The twenty seconds of security camera footage is over-exposed and a little indistinct but it tells you everything you need to know about the threat posed by art vandalism. A man wearing a hat and dark glasses opens the door of Opera, a Colorado art gallery, in 2018. He doesn’t let go of the door until he has placed an object on the floor that will prevent it closing fully behind him. Unchallenged, he walks purposefully towards the camera, reaching into his pocket.

Now the footage switches to a second camera showing the man standing a few feet in front of a large painting by American artist Christopher Wool. It’s estimated to be worth $2.95m. The man approaches the painting and makes two passes across its face with a razor blade before staff have time to react.

Thankfully, deliberate vandalism of works of art remains an uncommon occurrence. But even so, type the words ‘art vandal security footage’ into the search bar on YouTube and you’ll be able to see several examples. If asked, most fine art underwriters could rattle off a list of high profile works that have been damaged over recent years.

For example, in 2012 Claude Monet’s Argenteuil Basin with A Single Sailboat was punched by a man while on display at the National Gallery of Ireland. The man created a substantial rip in the painting, which was repaired by piecing together and reattaching hundreds of microscopic fragments of paint. That same year, Mark Rothko’s Black on Maroon was daubed with paint at the Tate Modern. More recently, a Banksy mural that appeared on Valentine’s Day 2020 on a house in Bristol was graffitied with pink paint within a matter of days of its discovery.

Art vandalism is to fine art underwriters what ‘lone wolves’ are to the security forces – undetectable, unpredictable, often unpreventable. If a vandal decides to inflict damage on a work of art, there’s probably no way of stopping them, unless the work is shielded by a security screen, which rather defeats the object of an exhibition, which is to bring the public as close as possible to these items.

Sadly, art vandalism is not set to wane. Social media and the rise of single-cause campaign groups have contributed to a rise in the overall political temperature. This makes political and socially motivated attacks on artworks even more of a concern.

Of course, not all damage inflicted on art is deliberate. A visitor’s stray elbow or an unsteady hand can be just as deadly. This was demonstrated very effectively in November 2016 when a visitor to Lisbon’s National Museum of Ancient Art knocked over and destroyed an 18th century statue depicting St. Michael. It was reported that the individual was attempting to take a selfie with the sculpture.

So, balance is the key. On the one hand, giving the public the access it desires; on the other, ensuring that exhibitors are satisfied with the level of security and the underwriter is comfortable with the risk.

Physical precautions are one route to mitigating the potential for damage. Insisting on bag checks may be a sensible option. Sharp objects capable of inflicting damage or containers of harmful liquids can be detected before they get anywhere within range of the target. But gallery bag checks can be a rather lacklustre affair, so should not be depended upon.

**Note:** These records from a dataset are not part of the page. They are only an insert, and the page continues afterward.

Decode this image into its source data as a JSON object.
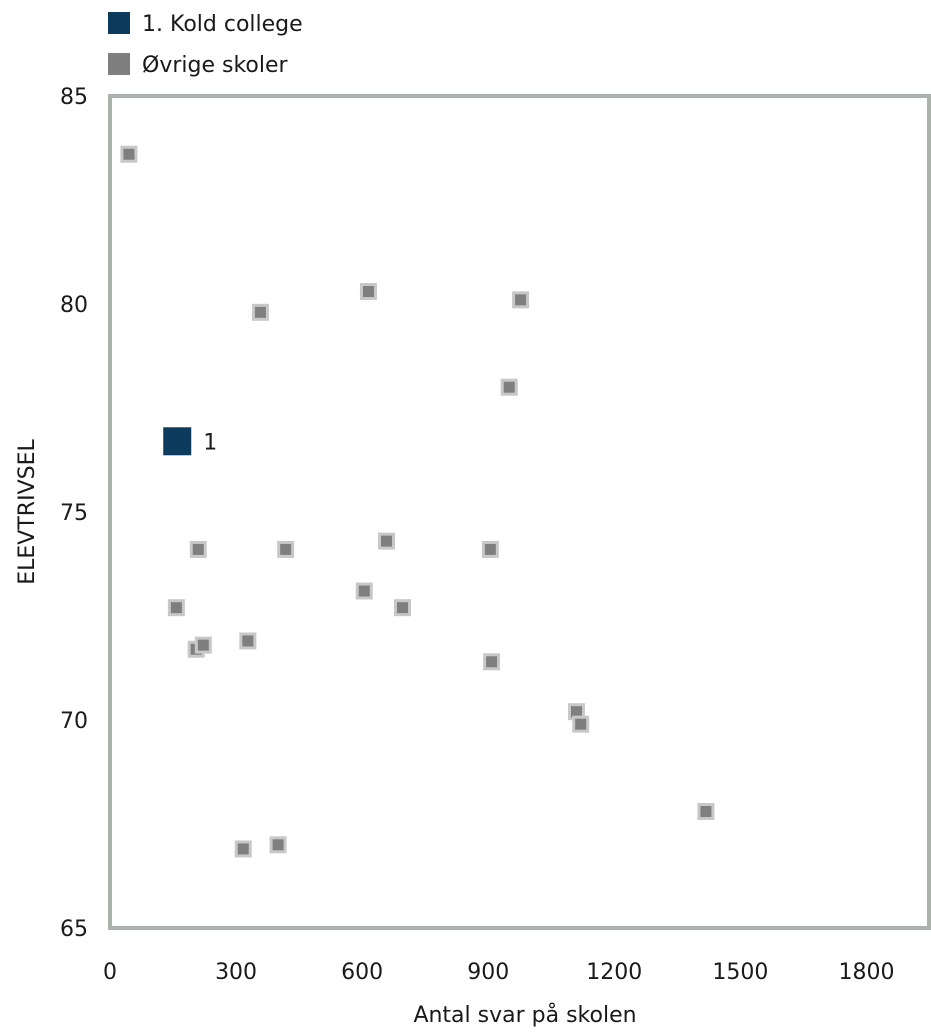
{
  "colors": {
    "highlight": "#0d3b5e",
    "other": "#7f7f7f",
    "other_border": "#c8c8c8",
    "axis": "#a9b2ad"
  },
  "chart_data": {
    "type": "scatter",
    "xlabel": "Antal svar på skolen",
    "ylabel": "ELEVTRIVSEL",
    "xlim": [
      0,
      1950
    ],
    "ylim": [
      65,
      85
    ],
    "xticks": [
      0,
      300,
      600,
      900,
      1200,
      1500,
      1800
    ],
    "yticks": [
      65,
      70,
      75,
      80,
      85
    ],
    "legend": {
      "placement": "top-left"
    },
    "series": [
      {
        "name": "1. Kold college",
        "points": [
          {
            "x": 160,
            "y": 76.7,
            "label": "1"
          }
        ]
      },
      {
        "name": "Øvrige skoler",
        "points": [
          {
            "x": 45,
            "y": 83.6
          },
          {
            "x": 358,
            "y": 79.8
          },
          {
            "x": 615,
            "y": 80.3
          },
          {
            "x": 977,
            "y": 80.1
          },
          {
            "x": 950,
            "y": 78.0
          },
          {
            "x": 210,
            "y": 74.1
          },
          {
            "x": 418,
            "y": 74.1
          },
          {
            "x": 658,
            "y": 74.3
          },
          {
            "x": 905,
            "y": 74.1
          },
          {
            "x": 158,
            "y": 72.7
          },
          {
            "x": 605,
            "y": 73.1
          },
          {
            "x": 696,
            "y": 72.7
          },
          {
            "x": 205,
            "y": 71.7
          },
          {
            "x": 222,
            "y": 71.8
          },
          {
            "x": 328,
            "y": 71.9
          },
          {
            "x": 908,
            "y": 71.4
          },
          {
            "x": 1110,
            "y": 70.2
          },
          {
            "x": 1120,
            "y": 69.9
          },
          {
            "x": 1418,
            "y": 67.8
          },
          {
            "x": 317,
            "y": 66.9
          },
          {
            "x": 400,
            "y": 67.0
          }
        ]
      }
    ]
  }
}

An underwriter can obviously adjust the premium rate to reflect the risk posed by the work of art. For example, a controversial work may attract a higher premium, higher deductibles and a range of warranties. Extra security could be required; the painting may need to be shown behind plexiglass security glazing or visitors may be held back some distance from the work by the use of cordons or railings.

Should the worst-case scenario come to pass resulting in an artwork being vandalised, the first step is for the gallery or museum to inform their broker. That broker, usually a fine art specialist, would then immediately inform us. It’s worth remembering that, at this stage, news of the damage could be breaking in the media.

Footage of the incident could even be circulating on social media. All of this could impact negatively on the gallery’s reputation.

Our claims department would instruct a specialist in art claims to assess the damage and notify underwriters and the client of their conclusions. The possibility exists that the artwork could be damaged beyond repair, but thankfully this is a rare occurrence. What’s more likely is that the expert will advise on the most appropriate approach to restoration, along with any subsequent loss of value.

That loss of value can be sustantial. Sticking an elbow through an old master or piercing a ballpoint pen through a contemporary canvas could cost millions. If the artist is alive, they may well wish to get involved in the repair of the work. This is generally something we encourage as it may reduce the loss in value caused by the damage and restoration process.

Like so much in life, it’s all about trying to achieve a balance between competing demands. I can’t think of a single instance of the London insurance market failing to offer cover for a major work of art. We can’t rule out the possibility of an individual walking into a gallery intent on damaging a work of art as people will always be unpredictable. But we can reduce the chances of it occurring and provide the most sophisticated restoration options possible. This is the strength of Liberty’s and the London market’s offering. Finding solutions is at the heart of what we do.